Relay-Version: version B 2.10 5/3/83; site utzoo.UUCP
Posting-Version: version B 2.10.2 9/17/84; site hao.UUCP
Path: utzoo!watmath!clyde!cbosgd!hplabs!hao!woods
From: woods@hao.UUCP (Greg Woods)
Newsgroups: net.news,net.news.group
Subject: Re: more interim results from worldwide net readership poll
Message-ID: <1998@hao.UUCP>
Date: Fri, 14-Mar-86 03:41:36 EST
Article-I.D.: hao.1998
Posted: Fri Mar 14 03:41:36 1986
Date-Received: Sat, 15-Mar-86 19:29:44 EST
References: <5192@glacier.ARPA> <1994@hao.UUCP> <5249@glacier.ARPA>
Organization: High Altitude Obs./NCAR, Boulder CO
Lines: 97
Xref: watmath net.news:4670 net.news.group:5209

> Baloney, Greg. Leaving out one site means nothing. Leaving out a backbone site
> means nothing. For that matter, leaving out 100 sites or 20% of the backbone,
> means nothing. 

   FIne. As long as you make this clear to everyone who would interpret
your results, then I have no problem with it.

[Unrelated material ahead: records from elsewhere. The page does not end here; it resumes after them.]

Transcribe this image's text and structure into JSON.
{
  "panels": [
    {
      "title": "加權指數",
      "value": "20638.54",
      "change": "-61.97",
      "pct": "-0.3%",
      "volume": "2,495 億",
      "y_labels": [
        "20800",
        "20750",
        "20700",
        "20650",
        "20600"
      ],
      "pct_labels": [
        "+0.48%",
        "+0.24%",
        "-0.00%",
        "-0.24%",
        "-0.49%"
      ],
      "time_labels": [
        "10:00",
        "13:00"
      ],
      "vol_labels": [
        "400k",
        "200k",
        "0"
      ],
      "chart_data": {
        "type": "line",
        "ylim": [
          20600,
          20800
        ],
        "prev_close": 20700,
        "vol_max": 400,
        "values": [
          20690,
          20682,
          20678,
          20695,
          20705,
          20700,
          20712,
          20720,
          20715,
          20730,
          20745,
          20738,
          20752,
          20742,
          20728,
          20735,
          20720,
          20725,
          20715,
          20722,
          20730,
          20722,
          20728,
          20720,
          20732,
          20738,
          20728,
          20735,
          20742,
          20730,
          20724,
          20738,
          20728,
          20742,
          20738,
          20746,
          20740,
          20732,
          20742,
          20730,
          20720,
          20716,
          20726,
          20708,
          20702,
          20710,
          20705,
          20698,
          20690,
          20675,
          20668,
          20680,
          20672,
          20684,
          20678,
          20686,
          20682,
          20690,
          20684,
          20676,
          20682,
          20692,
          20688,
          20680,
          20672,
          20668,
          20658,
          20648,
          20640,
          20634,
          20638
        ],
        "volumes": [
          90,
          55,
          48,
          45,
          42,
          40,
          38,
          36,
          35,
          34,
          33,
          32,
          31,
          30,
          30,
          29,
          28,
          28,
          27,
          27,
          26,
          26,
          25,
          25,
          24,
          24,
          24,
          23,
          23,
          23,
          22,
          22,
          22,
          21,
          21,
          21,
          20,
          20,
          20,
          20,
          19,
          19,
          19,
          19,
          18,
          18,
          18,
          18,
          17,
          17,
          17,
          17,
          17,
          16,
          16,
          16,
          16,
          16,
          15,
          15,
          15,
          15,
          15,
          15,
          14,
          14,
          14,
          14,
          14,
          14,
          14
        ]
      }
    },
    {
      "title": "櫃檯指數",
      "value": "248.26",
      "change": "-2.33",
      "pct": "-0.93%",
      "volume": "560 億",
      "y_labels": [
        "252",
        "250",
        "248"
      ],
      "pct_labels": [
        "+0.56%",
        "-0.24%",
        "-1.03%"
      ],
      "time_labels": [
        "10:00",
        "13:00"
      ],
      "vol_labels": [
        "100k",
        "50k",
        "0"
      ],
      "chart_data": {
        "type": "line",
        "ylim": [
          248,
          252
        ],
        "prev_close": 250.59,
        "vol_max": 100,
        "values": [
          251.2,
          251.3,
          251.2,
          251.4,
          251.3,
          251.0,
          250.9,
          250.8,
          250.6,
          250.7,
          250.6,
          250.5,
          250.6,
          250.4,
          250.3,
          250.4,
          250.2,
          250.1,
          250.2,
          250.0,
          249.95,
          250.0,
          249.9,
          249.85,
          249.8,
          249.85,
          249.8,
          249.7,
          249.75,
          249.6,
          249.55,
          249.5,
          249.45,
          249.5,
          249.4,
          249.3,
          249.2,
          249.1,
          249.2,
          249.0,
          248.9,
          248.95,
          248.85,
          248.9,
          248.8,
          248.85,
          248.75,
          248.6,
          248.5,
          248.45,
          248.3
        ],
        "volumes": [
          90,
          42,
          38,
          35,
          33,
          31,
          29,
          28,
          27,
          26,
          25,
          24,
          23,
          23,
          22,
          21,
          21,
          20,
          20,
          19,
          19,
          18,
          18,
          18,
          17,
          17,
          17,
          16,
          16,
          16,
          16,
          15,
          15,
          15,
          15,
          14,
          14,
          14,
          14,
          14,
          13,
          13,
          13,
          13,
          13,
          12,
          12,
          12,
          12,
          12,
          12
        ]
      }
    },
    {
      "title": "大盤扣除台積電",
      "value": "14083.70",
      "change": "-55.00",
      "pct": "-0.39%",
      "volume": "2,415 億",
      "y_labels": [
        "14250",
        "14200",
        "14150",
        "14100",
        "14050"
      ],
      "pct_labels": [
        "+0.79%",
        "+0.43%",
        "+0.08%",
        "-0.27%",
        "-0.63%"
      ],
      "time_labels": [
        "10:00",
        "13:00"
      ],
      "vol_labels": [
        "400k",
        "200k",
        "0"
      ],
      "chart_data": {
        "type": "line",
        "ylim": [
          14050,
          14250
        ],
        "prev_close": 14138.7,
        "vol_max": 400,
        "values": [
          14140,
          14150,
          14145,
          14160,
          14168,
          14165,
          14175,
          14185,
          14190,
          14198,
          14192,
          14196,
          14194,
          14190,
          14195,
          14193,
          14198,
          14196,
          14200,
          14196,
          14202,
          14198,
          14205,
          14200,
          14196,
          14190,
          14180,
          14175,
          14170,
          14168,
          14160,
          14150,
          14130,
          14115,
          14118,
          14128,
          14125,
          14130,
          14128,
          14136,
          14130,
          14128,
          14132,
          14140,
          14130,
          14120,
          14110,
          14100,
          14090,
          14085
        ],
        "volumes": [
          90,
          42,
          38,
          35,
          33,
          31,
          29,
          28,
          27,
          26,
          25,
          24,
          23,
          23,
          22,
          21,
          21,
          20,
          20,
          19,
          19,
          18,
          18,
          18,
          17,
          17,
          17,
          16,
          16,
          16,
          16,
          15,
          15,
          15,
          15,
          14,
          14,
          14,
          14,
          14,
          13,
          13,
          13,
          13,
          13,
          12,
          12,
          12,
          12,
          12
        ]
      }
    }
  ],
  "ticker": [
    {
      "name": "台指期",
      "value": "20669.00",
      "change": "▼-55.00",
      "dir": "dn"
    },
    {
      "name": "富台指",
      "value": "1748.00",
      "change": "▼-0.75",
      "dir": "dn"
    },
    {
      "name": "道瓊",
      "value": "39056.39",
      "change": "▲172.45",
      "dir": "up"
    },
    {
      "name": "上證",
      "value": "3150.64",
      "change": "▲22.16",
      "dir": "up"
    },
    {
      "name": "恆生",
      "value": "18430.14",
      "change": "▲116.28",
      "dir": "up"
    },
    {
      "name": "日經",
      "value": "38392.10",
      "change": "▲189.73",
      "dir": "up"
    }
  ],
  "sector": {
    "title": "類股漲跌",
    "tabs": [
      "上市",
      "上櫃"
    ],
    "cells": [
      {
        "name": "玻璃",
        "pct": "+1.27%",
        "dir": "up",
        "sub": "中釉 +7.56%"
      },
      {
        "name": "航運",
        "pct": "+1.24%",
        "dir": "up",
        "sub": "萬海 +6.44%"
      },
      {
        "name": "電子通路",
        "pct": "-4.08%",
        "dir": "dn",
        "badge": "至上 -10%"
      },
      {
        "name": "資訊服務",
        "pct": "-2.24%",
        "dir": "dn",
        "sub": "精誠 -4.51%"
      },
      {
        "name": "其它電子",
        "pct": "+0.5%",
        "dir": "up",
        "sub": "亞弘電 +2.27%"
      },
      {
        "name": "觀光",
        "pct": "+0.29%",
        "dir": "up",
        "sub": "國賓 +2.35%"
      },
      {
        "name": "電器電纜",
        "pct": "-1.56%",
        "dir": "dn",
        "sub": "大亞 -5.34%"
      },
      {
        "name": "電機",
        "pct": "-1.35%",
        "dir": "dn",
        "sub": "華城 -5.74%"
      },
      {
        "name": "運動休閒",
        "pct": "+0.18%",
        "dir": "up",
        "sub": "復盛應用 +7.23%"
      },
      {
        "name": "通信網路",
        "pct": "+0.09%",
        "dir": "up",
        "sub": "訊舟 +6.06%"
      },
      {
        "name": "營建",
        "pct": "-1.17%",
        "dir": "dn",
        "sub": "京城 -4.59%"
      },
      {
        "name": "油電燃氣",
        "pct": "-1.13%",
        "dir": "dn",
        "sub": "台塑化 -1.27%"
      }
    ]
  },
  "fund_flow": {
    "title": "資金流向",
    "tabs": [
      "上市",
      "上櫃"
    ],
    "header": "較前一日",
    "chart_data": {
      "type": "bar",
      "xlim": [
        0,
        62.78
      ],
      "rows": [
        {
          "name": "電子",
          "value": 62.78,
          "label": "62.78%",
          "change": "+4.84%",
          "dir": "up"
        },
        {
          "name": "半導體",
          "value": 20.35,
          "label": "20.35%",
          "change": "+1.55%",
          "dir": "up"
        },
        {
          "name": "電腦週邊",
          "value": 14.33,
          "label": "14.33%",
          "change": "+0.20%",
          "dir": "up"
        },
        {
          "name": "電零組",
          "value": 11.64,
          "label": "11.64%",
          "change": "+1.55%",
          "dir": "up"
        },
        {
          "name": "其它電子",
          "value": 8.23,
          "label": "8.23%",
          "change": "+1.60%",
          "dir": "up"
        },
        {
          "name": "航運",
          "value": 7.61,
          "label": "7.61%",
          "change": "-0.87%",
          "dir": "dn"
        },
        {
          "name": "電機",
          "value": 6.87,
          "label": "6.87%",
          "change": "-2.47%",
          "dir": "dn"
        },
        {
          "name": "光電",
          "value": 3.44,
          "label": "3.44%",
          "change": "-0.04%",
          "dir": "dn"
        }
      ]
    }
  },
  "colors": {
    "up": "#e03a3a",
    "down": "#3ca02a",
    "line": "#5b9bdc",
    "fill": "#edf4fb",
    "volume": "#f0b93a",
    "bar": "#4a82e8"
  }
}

> If a significant fraction of the net (perhaps more than 30%)
> cannot run the Bourne shell, then it is perhaps worth worrying about making
> a version of this data-gathering scheme that uses some other shell.

  And assuming, of course, that there is nothing you would like to find out
about that is related it *any* way to running or not running the Bourne shell.

> reporting in. By the time 30% of the net reports in, almost any 30%,

  This is a typical fallacy. It certainly DOES matter which 30%. After
all, the soapbox groups that hao no longer carries account for nearly
that much of the net traffic.

> I believe
> that the statistical quality of the readership data will be so much better
> than any other metric ever applied to the network

  True but irrelevant. All the other 'metrics' have been virtually non-
existent. Better than nothing isn't saying much.

> The biggest single problem with the network in its 6 years of existence
> has been that the loud, angry users get all the attention. 

   Not always true. Would you describe Spaf as loud and angry? :-)

> What I am doing
> is collecting data from and about people who would otherwise never respond.

   I applaud your effort and I support you 100%. Just don't go too far
and uphold your data as representing the whole network when you have a pitiful
2% of the data. A lot can happen in 98%. You first have to demonstrate
that there isn't a correlation between those who do/don't respond
to your survey (for whatever reason(s)) and whatever it is you are trying
to observe.

> I now have information from 1000 people's .newsrc files, and complaints from
> 7 people that my survey is unfair because it didn't handle their wierd 
> special case properly 

   ...and God knows how many more who didn't complain or whose complaint
or even a legitimate response got lost in the morass of uucp mail.
I also do not consider inability to run one particular shell a
'weird special case'. You are clearly biased, and that bias is likely
to be reflected in any results you come up with. At least post a C
program for Chrissake, if you claim to represent a network of totally
varied UNIX sites. C is about the only thing close to a standard that
exists. And even that has it's problems....

> I have no interest in
> hearing from all of the hackers. I want to hear from and about the people who
> would never dream of arguing about things like this, but who are net readers.

  If you are claiming to represent the whole network, why does it make any
effing difference what YOU are interested in? The hackers are a significant
portion of the readership!

> I claim that my shell script, even if it won't run on your machine, is picking
> up that data. 

  I challenge you to demonstrate that this is the case. I congratulate you
on starting the effort. No one else has even bothered to try, and you
deserve credit for that. But let's not get carried away. Any data
gathering scheme that depends on anything more than a C compiler that can
compile STANDARD C (i.e. no 20-character identifiers) can hardly be considered
as representing this entire network.

> This data is not perfect. I'll grant that. It might not even be accurate
> to within 20%. But it is 100 times more accurate than any other data anybody
> else has. Let's collect this round of data, and look at it, and then talk
> about ways of making marginal improvements on the data-gathering techniques.

  We need more than 'marginal' improvements. 1.4% is PITIFUL. I do grant
you that it's orders of magnitude better than anything we've had previously,
but that doesn't justify holding it up as representing the entire net.

P.S. Are you and I the only ones in on this? What does everyone else
think? Any concrete suggestions from the statistician types out there
as to how we might actually go about collecting a representative sample?

> Brian Reid
> Stanford
--
{ucbvax!hplabs | decvax!noao | mcvax!seismo | ihnp4!seismo}
       		        !hao!woods

CSNET: woods@ncar.csnet  ARPA: woods%ncar@CSNET-RELAY.ARPA

"If the game is lost, we're all the same; no one left to place or take the 
blame; Will we leave this place an empty stone, or a shining ball of earth,
we can call our home"